Shrinking Cities in Northeast China and the Rust Belt US: A transnational comparison

This project, a collaboration between Professor Brent D. Ryan of MIT, Professor Shuqi Gao of Southeast University, Nanjing, China, and Professor Ying Long of Tsinghua University, China, will permit researcher exchange to conduct a transnational comparison study between shrinking cities in Northeast China and their counterparts in the US Rust Belt.

Urban shrinkage was once deemed as a phenomenon that only happens in the developed world, and few would expect such a phenomenon to occur in China, a fast developing nation. However, due to China’s family planning policy and demographic change, as well as changing regional policies, many shrinking cities are emerging in Northeast China, which once was the most industrialized region in China. At the same time, since the 1970s, once prosperous American cities such as Cleveland dependent on heavy industry have been mired in economic recession and deindustrialization. This has triggered ensuing large-scale depopulation in the U.S. Rust Belt. In the 2000s, the term “shrinking cities” was coined to describe the mismatch between these cities’ shrinking population and remaining built environment.

Many scholars have examined revitalization strategies for cities in the U.S. Rust Belt, but fewer such strategies are available for China’s Northeast, despite the pressing need of disempowered populations and challenged local governments in this region. The study, funded by MIT MISTI, will support the university participants to jointly: 1) collect vital information, relevant data and statistics; 2) conduct initial comparison between shrinking cities’ causalities and spatial manifestations in the two regions; 3) conduct several site trips to Northeast China’s shrinking cities and their counterparts in the US Rust Belt to interview planning stakeholders and residents; 4) hold research seminars with planning experts and public events with local residents to boost cross-countries collaboration and understanding. The study will commence in the Fall of 2023.

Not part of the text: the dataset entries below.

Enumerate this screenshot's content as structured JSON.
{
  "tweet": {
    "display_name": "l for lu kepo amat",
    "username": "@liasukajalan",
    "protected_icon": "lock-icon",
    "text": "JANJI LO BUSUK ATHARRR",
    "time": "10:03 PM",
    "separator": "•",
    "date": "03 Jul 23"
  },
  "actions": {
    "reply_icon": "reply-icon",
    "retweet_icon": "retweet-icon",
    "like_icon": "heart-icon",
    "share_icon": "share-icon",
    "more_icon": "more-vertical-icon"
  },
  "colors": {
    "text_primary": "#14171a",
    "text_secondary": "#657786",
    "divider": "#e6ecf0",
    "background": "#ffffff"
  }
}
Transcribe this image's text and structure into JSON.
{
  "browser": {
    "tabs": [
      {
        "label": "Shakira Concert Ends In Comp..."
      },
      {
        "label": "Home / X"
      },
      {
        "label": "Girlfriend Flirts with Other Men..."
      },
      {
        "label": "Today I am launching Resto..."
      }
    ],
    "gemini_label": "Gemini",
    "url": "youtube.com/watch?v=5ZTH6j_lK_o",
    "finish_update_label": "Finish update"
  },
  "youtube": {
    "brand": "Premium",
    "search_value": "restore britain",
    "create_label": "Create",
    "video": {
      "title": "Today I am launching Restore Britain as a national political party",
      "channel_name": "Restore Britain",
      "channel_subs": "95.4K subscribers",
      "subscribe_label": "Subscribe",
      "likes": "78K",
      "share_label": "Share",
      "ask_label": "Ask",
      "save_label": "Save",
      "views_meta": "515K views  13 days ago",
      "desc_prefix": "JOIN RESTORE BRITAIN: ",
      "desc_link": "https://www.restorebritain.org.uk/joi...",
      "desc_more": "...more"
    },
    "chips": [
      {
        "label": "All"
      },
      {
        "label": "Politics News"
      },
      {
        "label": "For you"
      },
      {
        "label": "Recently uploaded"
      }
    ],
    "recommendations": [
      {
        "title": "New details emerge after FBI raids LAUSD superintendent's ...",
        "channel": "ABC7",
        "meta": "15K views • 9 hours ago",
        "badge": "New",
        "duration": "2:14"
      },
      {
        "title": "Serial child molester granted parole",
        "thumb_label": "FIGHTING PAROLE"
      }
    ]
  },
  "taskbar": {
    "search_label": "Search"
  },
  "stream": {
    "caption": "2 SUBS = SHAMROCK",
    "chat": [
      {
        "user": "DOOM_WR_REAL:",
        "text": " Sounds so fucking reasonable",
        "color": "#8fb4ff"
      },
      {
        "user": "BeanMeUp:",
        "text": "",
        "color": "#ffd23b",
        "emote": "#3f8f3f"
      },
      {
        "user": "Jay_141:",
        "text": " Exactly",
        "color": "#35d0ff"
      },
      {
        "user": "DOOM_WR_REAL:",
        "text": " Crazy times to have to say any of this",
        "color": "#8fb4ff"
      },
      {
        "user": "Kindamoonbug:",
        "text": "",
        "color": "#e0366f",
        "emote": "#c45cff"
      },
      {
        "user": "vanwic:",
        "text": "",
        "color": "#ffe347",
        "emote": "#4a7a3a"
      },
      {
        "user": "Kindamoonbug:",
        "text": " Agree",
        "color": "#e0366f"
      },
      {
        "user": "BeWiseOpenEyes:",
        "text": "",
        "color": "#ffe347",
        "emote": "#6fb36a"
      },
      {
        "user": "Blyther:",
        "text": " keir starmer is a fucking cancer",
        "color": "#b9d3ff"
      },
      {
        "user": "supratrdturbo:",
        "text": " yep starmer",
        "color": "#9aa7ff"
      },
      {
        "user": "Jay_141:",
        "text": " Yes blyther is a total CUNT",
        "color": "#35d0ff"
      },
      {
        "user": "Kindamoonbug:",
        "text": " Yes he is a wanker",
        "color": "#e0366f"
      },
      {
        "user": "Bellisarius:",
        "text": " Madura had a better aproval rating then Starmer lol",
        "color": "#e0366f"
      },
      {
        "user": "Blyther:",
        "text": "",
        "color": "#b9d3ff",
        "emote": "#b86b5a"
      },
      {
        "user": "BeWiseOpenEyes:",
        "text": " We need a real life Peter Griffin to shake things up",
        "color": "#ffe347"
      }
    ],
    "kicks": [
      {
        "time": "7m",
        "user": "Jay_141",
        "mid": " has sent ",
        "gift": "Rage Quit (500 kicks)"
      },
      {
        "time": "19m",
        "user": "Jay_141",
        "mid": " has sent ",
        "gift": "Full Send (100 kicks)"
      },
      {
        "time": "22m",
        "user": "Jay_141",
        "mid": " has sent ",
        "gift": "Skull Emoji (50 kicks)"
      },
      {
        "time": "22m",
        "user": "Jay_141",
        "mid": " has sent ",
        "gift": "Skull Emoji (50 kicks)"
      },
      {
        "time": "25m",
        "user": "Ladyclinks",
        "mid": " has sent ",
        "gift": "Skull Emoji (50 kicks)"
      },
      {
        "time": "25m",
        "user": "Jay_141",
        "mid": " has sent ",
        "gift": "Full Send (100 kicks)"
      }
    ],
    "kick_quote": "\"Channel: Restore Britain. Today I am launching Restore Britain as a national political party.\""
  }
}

Implementation Challenges of State-Led Redevelopment in Shrinking Cities

Unlike shrinking cities in Western countries enduring prolonged disinvestment due to market liberalism, some of their counterparts in Northeast China are undergoing drastic redevelopment under state capitalism. However, the challenges and effects of implementing such redevelopment in shrinking cities remain to be seen. This study examined a specific state-led shantytown (quasi-formal settlement) redevelopment policy entitled “Regulation Methods on Shantytown Redevelopment in State-Owned Forestry Areas” that was designed and implemented in state-owned forestry areas beginning in 2010 to construct affordable housing and compensate local residents adversely impacted by the logging ban initiated in 2000. The study analyzed the implementation of this policy in Yichun, a shrinking forestry city in China’s rust belt (Northeast China). The implementation of this policy differs from China’s typical privately funded market-led redevelopment in other areas, in terms of combining the rigorous implementation of central government’s policy and funding in tandem with the discretionary actions of the local state-owned forestry bureau. Although the Regulation Methods policy has improved the living conditions of participating families’, it has been only partially implemented and is facing three major challenges: the unstable partnership between different tiers of government, social resistance from grassroots, and overdraft of local credibility and capability. This study concluded that the Yichun case represents a case of problematic state-led redevelopment (analogous in some ways to US postwar urban renewal) where state planning power does not adequately address public needs, particularly household socioeconomic considerations and thus will not save shrinking cities from population decline.